The β-Oxidation pathway, normally involved in the catabolism of fatty acids, can be functionally reversed to act as a fermentative, iterative, elongation pathway when driven by the activity of a trans-enoyl-CoA reductase. The carbon-carbon bond formation mediated by thiolases, together with the terminal acyl-CoA reduction that can occur on substrates with varied chain lengths, unlock the potential for the production of a wide range of aliphatic compounds (e.g., fatty acids, alcohols, β-hydroxy-carboxylic acids). The inherent properties and commercial value of these oleochemicals are dependent on their functional groups and, chain length. Therefore, tight control of the average chain length and product profile is desirable. Lacking a termination enzyme with a narrow chain length preference, we sought alternative factors that could influence the product profile and pathway flux in the cyclic pathway.

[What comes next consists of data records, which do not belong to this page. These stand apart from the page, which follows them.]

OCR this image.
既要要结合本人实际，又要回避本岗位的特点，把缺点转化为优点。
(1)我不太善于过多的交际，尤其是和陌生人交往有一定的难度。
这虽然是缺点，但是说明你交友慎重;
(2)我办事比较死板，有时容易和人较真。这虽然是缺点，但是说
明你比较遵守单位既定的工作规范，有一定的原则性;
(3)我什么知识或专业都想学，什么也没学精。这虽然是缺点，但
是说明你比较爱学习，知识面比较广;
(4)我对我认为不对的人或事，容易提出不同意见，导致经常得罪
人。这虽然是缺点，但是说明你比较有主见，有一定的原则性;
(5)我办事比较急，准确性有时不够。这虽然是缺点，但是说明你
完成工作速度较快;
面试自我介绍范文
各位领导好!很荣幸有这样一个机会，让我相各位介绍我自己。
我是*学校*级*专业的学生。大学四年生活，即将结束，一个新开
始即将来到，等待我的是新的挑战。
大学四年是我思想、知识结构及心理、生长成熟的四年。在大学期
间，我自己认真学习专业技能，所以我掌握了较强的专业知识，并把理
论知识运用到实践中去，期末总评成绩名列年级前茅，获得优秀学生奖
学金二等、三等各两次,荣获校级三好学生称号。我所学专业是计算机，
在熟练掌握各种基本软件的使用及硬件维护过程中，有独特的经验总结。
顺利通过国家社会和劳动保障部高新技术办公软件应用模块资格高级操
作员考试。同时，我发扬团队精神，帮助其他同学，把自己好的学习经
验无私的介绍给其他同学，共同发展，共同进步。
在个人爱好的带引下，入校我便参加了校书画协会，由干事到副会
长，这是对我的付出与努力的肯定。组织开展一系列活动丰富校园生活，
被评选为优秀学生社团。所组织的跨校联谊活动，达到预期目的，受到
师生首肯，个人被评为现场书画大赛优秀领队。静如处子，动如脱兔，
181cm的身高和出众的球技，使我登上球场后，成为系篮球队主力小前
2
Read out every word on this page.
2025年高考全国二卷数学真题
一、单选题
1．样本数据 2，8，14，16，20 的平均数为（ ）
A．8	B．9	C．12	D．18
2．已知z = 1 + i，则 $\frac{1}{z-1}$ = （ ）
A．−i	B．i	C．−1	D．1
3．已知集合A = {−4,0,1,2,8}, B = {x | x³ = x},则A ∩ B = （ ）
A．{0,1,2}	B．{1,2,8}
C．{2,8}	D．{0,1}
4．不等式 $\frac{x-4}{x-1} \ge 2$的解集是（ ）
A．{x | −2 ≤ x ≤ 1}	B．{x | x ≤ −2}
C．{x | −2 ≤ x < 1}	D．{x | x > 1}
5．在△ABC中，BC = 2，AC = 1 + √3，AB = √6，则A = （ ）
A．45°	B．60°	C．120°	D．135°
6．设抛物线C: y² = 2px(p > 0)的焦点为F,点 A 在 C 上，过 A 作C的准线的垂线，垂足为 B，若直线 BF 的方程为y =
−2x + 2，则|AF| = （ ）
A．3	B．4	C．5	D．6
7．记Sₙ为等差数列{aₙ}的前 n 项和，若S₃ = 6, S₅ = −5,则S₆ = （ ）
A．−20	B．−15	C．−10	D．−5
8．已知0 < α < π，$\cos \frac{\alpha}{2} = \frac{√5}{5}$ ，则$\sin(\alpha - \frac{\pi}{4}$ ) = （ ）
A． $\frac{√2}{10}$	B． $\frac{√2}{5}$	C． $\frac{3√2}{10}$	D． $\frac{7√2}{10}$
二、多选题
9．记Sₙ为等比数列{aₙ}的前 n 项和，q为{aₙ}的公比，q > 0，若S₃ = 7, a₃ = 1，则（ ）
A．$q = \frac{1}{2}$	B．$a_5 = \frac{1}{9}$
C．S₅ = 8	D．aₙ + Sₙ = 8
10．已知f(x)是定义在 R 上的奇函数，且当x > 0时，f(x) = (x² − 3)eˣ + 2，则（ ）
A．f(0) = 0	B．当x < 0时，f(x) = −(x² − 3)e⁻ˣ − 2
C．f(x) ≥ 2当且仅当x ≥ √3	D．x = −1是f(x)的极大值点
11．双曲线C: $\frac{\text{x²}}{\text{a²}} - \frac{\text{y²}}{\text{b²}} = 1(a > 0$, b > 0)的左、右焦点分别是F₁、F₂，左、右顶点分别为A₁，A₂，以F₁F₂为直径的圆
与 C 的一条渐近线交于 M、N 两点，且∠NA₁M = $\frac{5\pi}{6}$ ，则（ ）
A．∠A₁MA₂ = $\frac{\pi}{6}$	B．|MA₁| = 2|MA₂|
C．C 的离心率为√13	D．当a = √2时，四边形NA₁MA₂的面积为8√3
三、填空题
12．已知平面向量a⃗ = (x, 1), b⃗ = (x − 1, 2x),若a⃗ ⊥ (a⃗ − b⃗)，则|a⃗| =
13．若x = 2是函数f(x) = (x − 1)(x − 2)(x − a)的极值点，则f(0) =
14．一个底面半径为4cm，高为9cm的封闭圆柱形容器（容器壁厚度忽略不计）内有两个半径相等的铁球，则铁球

In this study, we reconstituted the reversed β-oxidation (R-βOx) pathway in vitro with a purified tri-functional complex (FadBA) responsible for the thiolase, enoyl-CoA hydratase and hydroxyacyl-CoA dehydrogenase activities, a trans-enoyl-CoA reductase (TER), and an acyl-CoA reductase (ACR). Through a combination of a design-of-experiment (DOE)-based exploration and individual enzyme assays, we were able to determine the rate limiting step of the R-βOx pathway. We also demonstrated that by controlling the enzyme ratios and the ratio of NADH and NADPH, the product profile can be tuned from primarily short-chain (C4 and C6) products, up to long-chain profiles of primarily C14 and longer alcohols. Additionally, we investigated how the chain length and distribution of intermediate metabolites correlate with alcohol product profile via LC-MS quantification. Our results emphasize the necessity of careful consideration of enzyme ratios in future studies, and highlight potential enzyme engineering targets for increasing flux in the alcohol-producing R-βOx pathway.